On her new album, "The Loving Kind," Grammy Award-winning singer-songwriter Nanci Griffith takes on some big topics.

The title track is a story song about Richard and Mildred Loving, a white man and black woman who were the subject of a landmark 1967 Supreme Court case that ended the ban on interracial marriages in the U.S. The rest of the recording includes a heartfelt meditation on the death penalty, tunes about a couple of former presidents and a bittersweet tribute to Texas songwriter Townes Van Zandt.

But there's also some swinging honky-tonk music and an ode to artistry and inspiration.

Griffith will perform with her band at the Atlanta Botanical Garden on Friday.

"We love playing there," she said during a recent call from Nashville. "It's such a great gig. It's so beautiful, and we always get to spend some time in the gardens before the show."

Here are few of Griffith's thoughts on "The Loving Kind":

This album is quite politically outspoken. Was that a conscious decision or are you just feeling feisty these days?
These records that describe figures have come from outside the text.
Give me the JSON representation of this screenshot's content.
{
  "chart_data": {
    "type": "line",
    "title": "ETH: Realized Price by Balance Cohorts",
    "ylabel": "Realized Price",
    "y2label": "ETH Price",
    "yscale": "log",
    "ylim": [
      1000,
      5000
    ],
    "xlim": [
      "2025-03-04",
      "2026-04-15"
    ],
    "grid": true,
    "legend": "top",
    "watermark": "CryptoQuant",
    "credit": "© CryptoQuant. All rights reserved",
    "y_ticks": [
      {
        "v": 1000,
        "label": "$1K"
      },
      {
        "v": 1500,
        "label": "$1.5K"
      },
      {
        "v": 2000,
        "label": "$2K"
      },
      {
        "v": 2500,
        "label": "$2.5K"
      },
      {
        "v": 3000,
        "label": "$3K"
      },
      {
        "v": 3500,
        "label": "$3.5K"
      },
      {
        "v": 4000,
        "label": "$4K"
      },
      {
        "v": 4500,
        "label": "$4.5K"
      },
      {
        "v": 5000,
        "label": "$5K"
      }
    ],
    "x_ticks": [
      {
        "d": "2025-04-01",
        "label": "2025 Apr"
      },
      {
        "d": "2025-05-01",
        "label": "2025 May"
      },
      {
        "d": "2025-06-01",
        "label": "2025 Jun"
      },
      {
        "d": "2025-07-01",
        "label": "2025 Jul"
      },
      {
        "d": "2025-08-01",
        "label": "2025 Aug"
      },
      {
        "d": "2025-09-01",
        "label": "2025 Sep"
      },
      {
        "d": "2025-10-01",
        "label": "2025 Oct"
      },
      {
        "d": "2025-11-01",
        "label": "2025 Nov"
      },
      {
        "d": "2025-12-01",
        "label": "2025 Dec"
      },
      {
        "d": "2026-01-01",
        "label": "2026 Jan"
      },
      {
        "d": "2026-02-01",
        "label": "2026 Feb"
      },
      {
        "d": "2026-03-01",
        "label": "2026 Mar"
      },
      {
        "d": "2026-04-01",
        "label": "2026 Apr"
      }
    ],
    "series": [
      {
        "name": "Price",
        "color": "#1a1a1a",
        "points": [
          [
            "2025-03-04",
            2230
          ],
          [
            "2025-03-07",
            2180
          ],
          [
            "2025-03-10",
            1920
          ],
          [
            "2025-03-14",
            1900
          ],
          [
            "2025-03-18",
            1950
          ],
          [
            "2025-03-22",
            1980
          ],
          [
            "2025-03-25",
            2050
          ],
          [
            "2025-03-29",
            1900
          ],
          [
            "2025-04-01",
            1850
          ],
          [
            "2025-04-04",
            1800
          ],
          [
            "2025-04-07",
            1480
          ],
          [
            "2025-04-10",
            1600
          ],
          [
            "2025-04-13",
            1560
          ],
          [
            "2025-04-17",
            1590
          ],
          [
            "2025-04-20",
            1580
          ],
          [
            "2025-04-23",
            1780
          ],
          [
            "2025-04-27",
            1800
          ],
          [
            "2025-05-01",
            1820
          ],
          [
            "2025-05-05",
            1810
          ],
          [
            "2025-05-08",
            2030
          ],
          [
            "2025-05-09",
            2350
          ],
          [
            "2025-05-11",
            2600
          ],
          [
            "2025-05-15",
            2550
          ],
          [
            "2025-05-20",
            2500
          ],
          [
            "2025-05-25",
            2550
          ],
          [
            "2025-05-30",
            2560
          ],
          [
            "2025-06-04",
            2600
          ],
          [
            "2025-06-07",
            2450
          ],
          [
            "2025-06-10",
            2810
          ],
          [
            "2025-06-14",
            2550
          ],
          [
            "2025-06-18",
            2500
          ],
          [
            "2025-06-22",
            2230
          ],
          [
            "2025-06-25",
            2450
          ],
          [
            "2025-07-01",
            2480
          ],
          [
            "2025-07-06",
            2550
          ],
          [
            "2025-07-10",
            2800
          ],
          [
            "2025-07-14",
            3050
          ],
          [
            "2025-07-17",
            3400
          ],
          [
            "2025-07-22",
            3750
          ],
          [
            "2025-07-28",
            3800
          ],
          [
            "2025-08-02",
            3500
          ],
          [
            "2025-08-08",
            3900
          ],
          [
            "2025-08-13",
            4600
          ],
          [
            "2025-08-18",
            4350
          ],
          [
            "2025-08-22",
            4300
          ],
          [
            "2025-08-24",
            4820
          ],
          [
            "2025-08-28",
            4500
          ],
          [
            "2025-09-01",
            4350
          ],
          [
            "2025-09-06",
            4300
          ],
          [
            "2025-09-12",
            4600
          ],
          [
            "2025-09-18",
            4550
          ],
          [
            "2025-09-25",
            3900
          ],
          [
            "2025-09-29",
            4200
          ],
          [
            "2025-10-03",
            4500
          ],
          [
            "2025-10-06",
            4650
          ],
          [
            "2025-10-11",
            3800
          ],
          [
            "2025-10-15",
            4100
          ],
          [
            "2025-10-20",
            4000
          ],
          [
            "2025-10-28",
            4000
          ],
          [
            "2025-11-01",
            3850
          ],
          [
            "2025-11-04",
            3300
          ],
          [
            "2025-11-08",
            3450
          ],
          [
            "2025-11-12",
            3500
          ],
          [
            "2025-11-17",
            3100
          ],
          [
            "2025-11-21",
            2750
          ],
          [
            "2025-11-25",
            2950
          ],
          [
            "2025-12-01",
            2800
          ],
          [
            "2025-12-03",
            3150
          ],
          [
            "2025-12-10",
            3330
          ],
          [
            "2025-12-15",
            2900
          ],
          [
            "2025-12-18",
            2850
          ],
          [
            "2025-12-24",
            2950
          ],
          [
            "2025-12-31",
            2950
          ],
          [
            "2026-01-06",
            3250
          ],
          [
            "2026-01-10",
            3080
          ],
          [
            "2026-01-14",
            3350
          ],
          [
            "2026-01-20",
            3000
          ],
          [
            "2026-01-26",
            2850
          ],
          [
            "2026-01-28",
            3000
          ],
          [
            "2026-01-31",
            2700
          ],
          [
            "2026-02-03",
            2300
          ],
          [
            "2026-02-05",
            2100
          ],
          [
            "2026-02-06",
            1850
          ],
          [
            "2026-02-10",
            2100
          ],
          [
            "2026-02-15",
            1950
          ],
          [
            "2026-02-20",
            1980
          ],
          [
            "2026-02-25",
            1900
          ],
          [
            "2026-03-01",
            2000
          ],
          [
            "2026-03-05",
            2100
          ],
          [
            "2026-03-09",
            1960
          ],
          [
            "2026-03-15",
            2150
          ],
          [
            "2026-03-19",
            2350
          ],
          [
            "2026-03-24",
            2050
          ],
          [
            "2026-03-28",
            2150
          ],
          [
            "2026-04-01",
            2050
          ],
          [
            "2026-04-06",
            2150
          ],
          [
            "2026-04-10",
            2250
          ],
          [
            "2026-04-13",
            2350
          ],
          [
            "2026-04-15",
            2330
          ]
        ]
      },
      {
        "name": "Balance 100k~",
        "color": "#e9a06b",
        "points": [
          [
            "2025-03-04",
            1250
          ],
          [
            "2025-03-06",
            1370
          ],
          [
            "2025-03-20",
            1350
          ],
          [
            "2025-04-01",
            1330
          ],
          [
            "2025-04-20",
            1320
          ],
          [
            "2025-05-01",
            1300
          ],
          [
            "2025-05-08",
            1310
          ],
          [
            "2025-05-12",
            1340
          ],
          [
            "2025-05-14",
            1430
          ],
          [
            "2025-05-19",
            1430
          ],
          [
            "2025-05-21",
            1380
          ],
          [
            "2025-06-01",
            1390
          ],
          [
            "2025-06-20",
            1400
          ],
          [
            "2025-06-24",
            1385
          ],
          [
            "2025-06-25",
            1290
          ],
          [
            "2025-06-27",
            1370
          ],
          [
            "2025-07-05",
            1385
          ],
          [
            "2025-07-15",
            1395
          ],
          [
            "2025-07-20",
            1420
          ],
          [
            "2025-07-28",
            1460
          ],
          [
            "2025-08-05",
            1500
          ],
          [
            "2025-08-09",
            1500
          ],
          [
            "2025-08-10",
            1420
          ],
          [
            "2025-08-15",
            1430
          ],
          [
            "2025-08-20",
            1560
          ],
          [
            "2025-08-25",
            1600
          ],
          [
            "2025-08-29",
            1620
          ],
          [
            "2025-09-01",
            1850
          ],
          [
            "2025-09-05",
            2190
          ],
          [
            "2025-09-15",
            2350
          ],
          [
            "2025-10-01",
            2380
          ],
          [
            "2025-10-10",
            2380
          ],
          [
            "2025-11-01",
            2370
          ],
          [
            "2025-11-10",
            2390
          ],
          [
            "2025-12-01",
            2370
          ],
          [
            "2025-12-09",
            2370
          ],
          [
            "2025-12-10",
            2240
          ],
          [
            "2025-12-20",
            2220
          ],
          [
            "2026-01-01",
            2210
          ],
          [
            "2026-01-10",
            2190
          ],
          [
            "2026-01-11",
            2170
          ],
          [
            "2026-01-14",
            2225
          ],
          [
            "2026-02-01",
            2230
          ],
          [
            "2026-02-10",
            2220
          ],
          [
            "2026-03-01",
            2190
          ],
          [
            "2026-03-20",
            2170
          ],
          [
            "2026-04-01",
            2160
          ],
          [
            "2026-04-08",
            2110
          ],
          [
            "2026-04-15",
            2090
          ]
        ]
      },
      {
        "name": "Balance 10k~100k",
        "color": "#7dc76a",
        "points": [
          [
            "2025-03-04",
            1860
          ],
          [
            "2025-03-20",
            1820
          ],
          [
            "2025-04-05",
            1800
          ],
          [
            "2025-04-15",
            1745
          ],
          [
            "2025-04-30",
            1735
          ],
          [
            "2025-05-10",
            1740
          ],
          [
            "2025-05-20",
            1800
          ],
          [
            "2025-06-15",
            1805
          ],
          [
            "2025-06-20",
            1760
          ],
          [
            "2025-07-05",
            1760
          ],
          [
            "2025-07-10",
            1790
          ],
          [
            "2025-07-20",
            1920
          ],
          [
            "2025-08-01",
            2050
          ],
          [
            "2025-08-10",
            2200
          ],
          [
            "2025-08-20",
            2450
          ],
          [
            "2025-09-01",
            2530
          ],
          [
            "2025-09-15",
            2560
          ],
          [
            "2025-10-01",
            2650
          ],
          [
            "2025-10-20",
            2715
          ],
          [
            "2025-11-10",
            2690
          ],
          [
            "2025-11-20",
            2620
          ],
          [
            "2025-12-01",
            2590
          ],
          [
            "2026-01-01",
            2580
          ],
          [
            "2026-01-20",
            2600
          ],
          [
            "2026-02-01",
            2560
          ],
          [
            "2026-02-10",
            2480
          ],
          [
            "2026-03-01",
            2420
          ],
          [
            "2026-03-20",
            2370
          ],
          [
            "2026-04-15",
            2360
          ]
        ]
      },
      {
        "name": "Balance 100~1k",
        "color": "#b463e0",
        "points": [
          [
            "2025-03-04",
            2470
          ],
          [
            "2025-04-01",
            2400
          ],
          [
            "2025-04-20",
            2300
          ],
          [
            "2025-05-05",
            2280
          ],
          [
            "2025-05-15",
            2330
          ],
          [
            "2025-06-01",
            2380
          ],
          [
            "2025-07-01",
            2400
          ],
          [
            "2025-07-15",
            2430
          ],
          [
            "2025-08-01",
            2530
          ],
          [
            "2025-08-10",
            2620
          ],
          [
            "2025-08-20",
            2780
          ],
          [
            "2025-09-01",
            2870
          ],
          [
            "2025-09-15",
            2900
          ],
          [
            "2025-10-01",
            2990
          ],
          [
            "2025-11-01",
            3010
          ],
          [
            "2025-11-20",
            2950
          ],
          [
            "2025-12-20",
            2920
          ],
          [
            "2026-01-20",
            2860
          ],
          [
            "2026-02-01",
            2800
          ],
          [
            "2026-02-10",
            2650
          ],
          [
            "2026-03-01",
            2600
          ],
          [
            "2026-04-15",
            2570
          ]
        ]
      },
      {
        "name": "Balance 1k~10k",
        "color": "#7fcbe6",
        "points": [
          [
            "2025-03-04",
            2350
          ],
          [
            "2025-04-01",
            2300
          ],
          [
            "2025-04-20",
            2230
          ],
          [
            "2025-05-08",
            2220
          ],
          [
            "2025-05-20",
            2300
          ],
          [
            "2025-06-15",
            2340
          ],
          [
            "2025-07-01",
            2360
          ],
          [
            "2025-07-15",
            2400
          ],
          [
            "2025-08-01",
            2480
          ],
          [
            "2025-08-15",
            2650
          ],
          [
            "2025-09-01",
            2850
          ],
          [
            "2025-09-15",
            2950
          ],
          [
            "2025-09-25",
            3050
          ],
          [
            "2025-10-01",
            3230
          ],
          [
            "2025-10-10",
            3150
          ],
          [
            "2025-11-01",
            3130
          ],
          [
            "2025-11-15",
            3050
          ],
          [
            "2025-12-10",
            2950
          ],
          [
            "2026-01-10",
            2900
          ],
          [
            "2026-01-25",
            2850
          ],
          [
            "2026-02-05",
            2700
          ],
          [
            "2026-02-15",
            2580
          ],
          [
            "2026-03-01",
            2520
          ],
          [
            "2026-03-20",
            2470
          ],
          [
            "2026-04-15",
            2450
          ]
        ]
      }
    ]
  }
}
I think it's a combination of both. So many things came up for me over the past eight years that it just all came flowing out.

The title track is a poignant story song. Is it also meant to address the subject of same-sex marriage?

That was an accident, because I was inspired to write that song from reading Mildred Loving's obituary in The New York Times. I just sat in tears and the song just wrote itself. It all came at once, and it didn't occur to me until later about the same-sex marriage issue.

"Across America" is a rousing, Woody Guthrie sort of song. Where did that come from?

That's another song that just wrote itself. I really like that song, even though it's probably one of the more commercial things I've ever written. I can hear it in many voices. I can hear someone like Brooks and Dunn doing it.

Along with the serious stuff, you also have a couple of good old rowdy Texas songs by Dee Moeller and a boozy song by Edwina Hayes. Are those fun to sing?

Yes. Dee Moeller was my hero. She was rocking during my teenage years in Texas, and "Party Girl" and "Tequila After Midnight" are real honky-tonk songs. Edwina has been such a friend over the years, and she's such a great writer. "Pour Me a Drink" is certainly a different one for me, in terms of what people are used to me singing, but it's almost like Edwina wrote my life down.

In the liner notes you talk about writer's block. What did that feel like, and how did you finally get past it?

I spent the whole Bush administration with my pencil in the sand.

I couldn't get over the direction my country was going in, and I just couldn't get inspired. I spent most of my time touring abroad because it was just too frightening for me. Getting past that, with the election, really opened my heart and my mind, and set me free to pull my pencil out again.

You have a birthday coming up in July, when you'll be 56. How are you feeling about that?

I feel 33. Everything is just fine with my health, and I feel good. I'm a lucky girl.